On April 15, 2024, audits were started on trays to ensure the correct texture of food and fluids were being served to the residents.

On April 18, 2024, Employee 3 received education via a facility form titled "Job Coaching Form." The form revealed that on April 11, 2024, Employee 3 was preparing room trays and a Resident who was on honey thick liquids was given a tray that had thin liquids, resulting in the Resident aspirating and being transferred to the hospital.

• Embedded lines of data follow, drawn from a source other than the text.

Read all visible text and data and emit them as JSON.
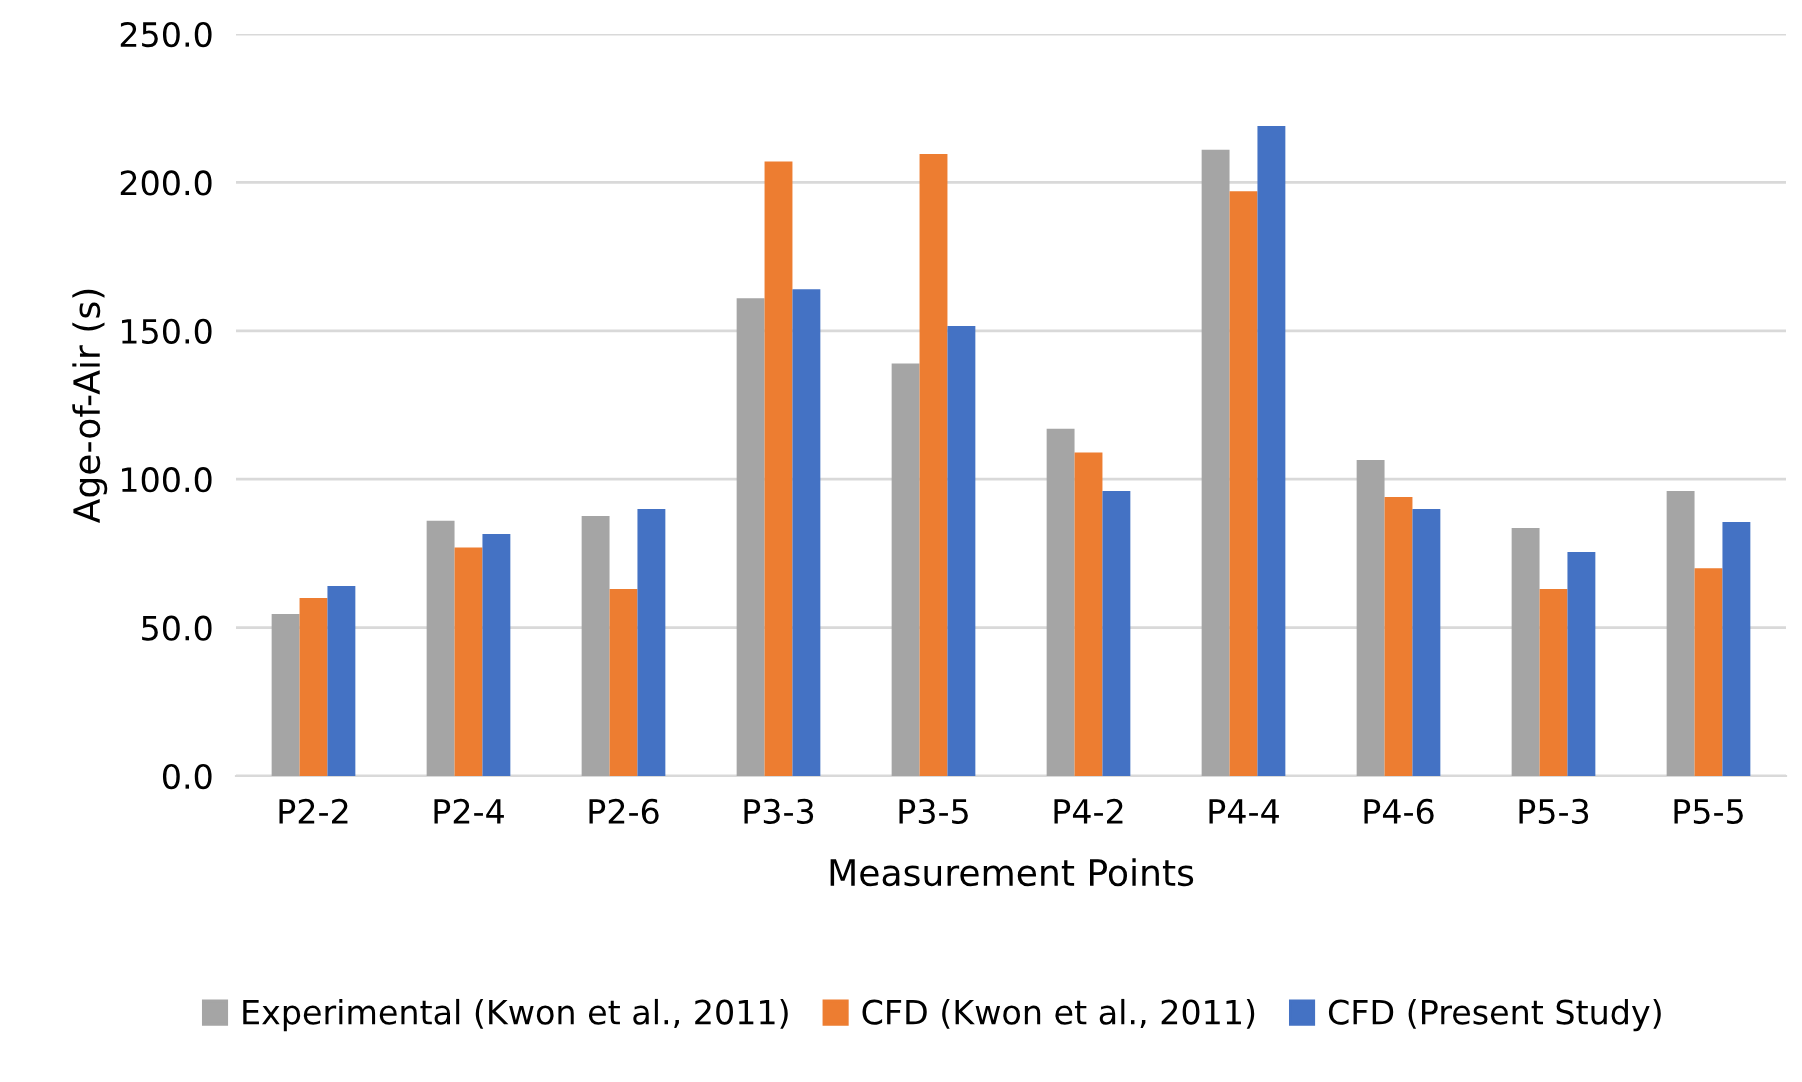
{
  "chart_data": {
    "type": "bar",
    "xlabel": "Measurement Points",
    "ylabel": "Age-of-Air (s)",
    "categories": [
      "P2-2",
      "P2-4",
      "P2-6",
      "P3-3",
      "P3-5",
      "P4-2",
      "P4-4",
      "P4-6",
      "P5-3",
      "P5-5"
    ],
    "series": [
      {
        "name": "Experimental (Kwon et al., 2011)",
        "color": "#a5a5a5",
        "values": [
          54.6,
          86,
          87.6,
          161,
          139,
          117,
          211,
          106.5,
          83.6,
          96
        ]
      },
      {
        "name": "CFD (Kwon et al., 2011)",
        "color": "#ed7d31",
        "values": [
          60,
          77,
          63,
          207,
          209.6,
          109,
          197,
          94,
          63,
          70
        ]
      },
      {
        "name": "CFD (Present Study)",
        "color": "#4472c4",
        "values": [
          64,
          81.5,
          90,
          164,
          151.6,
          96,
          219,
          90,
          75.5,
          85.6
        ]
      }
    ],
    "ylim": [
      0,
      250
    ],
    "yticks": [
      {
        "value": 0,
        "label": "0.0"
      },
      {
        "value": 50,
        "label": "50.0"
      },
      {
        "value": 100,
        "label": "100.0"
      },
      {
        "value": 150,
        "label": "150.0"
      },
      {
        "value": 200,
        "label": "200.0"
      },
      {
        "value": 250,
        "label": "250.0"
      }
    ],
    "grid": "y",
    "legend": "bottom"
  }
}
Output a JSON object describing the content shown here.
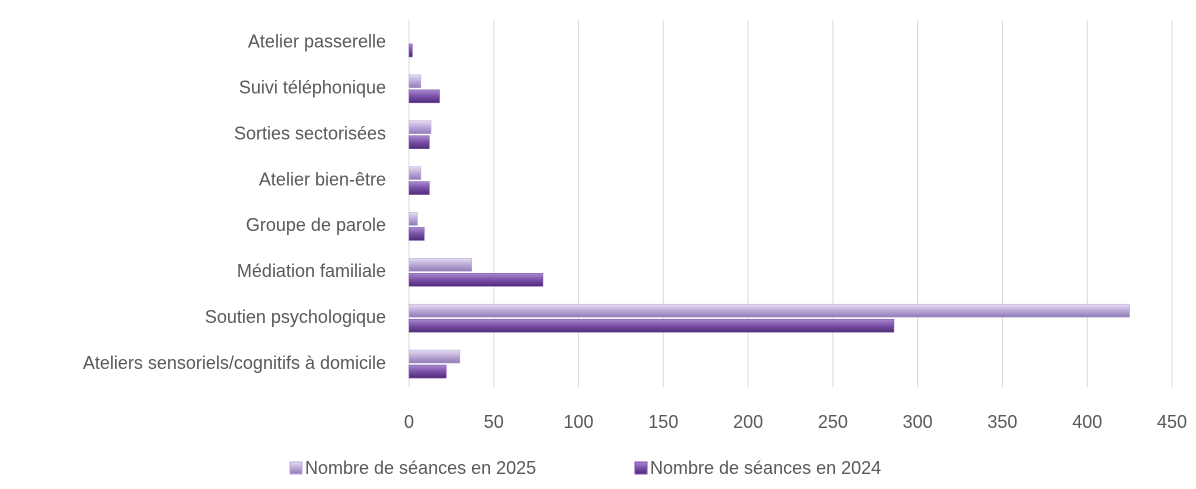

Further review of the form revealed Employee 3 was educated that, "Effective immediately, it is expected that you will serve residents the appropriate thickened liquid, either using the pre-packaged beverages, or by a thickening agent per the instructions on the pack for the appropriate level of thickness."

Employee 3 signed acknowledgement of the job coaching/education on April 18, 2024.

Prior to the abbreviated survey, the facility failed to provide the ordered texture of liquid to Resident 1, resulting in harm to the Resident as evidenced by aspiration pneumonitis. The facility reported the incident timely, investigated the incident thoroughly, and initiated interventions in an effort to prevent a future incident.

Review of facility documentation revealed that on April 19, 2024, the facility had completed education for staff and continued audits to ensure compliance.

During the abbreviated survey, audits, staff education, and diet orders were reviewed. Staff interviews, Resident record review, and observations revealed no concerns with food and drink texture for the sampled residents.

28 Pa. Code 201.14(a) Responsibility of licensee
28 Pa. Code 201.18(b)(1) Management



 Plan of Correction - To be completed: 04/30/2024

Past noncompliance: no plan of correction required.